The process of finding out how far the cancer has spread is called staging. Information from exams and tests is used to figure out the size of the tumor, how deeply the tumor has grown into tissues in and around the cervix, and the spread to lymph nodes or distant organs (metastasis). Staging is very important because the treatment and the outlook for your recovery depend on the cervical cancer’s stage.
The stage of a cancer does not change over time, even if the cancer keeps growing. A cancer that comes back or spreads is still referred to by the stage it was given when it was first found. But information about the current extent of the cancer is added.

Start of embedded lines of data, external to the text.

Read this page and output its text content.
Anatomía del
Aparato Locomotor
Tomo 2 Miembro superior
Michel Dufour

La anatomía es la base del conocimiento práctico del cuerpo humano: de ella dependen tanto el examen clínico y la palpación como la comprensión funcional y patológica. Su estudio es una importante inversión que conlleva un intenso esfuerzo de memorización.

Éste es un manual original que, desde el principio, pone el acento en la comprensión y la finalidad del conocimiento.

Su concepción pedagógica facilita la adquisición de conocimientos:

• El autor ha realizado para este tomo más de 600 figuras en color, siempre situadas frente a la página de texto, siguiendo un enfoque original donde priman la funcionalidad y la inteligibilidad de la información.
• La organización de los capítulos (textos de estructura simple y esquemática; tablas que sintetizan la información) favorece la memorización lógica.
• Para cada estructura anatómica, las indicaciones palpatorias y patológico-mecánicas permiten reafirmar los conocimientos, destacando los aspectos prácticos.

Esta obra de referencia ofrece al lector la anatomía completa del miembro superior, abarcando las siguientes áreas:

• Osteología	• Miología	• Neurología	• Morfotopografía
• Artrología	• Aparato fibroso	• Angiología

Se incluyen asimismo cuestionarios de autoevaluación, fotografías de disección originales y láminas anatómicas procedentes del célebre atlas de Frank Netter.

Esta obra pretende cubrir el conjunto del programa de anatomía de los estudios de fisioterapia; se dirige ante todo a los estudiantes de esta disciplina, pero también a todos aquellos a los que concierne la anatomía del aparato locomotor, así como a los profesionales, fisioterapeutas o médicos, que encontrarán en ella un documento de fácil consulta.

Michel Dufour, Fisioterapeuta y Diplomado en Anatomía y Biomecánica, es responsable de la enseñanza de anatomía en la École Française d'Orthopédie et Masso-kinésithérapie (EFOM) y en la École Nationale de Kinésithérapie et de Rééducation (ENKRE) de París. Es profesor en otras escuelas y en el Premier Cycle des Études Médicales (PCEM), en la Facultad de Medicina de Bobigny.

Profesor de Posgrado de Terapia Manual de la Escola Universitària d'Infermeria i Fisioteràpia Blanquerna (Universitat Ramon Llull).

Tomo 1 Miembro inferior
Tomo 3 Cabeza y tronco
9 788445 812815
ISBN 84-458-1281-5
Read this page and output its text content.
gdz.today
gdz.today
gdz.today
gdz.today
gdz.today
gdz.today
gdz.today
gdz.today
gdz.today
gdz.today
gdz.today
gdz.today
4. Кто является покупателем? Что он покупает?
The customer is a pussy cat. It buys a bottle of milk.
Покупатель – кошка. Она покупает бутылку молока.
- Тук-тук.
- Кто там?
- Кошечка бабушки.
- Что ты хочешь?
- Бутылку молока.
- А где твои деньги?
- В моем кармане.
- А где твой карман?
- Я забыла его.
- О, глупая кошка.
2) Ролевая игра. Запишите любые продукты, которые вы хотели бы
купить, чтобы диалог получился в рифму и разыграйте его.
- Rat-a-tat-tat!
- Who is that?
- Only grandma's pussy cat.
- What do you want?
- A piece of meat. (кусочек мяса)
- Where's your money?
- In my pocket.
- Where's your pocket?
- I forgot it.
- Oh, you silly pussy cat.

A staging system is a way for members of the cancer care team to sum up the extent of a cancer's spread. The 2 systems used for staging most types of cervical cancer are the FIGO (International Federation of Gynecology and Obstetrics) system and the AJCC (American Joint Committee on Cancer) TNM staging system. They are very much alike. They both only use the doctor's physical examination and a few other tests that are done in some cases, such as cystoscopy and proctoscopy to decide the stage. The stage isn’t based on the findings at surgery or on imaging tests. The main factor that decides the stage of cervical cancer is the extent of the tumor.
Both of these systems label stages with Roman numerals I through IV (I-4). The AJCC system also includes stage 0. As a rule, the lower the number, the less the cancer has spread. A higher number, such as stage IV (4), means a more advanced cancer. All stages (except for stage 0) are further divided into smaller groups labeled with letters and numbers.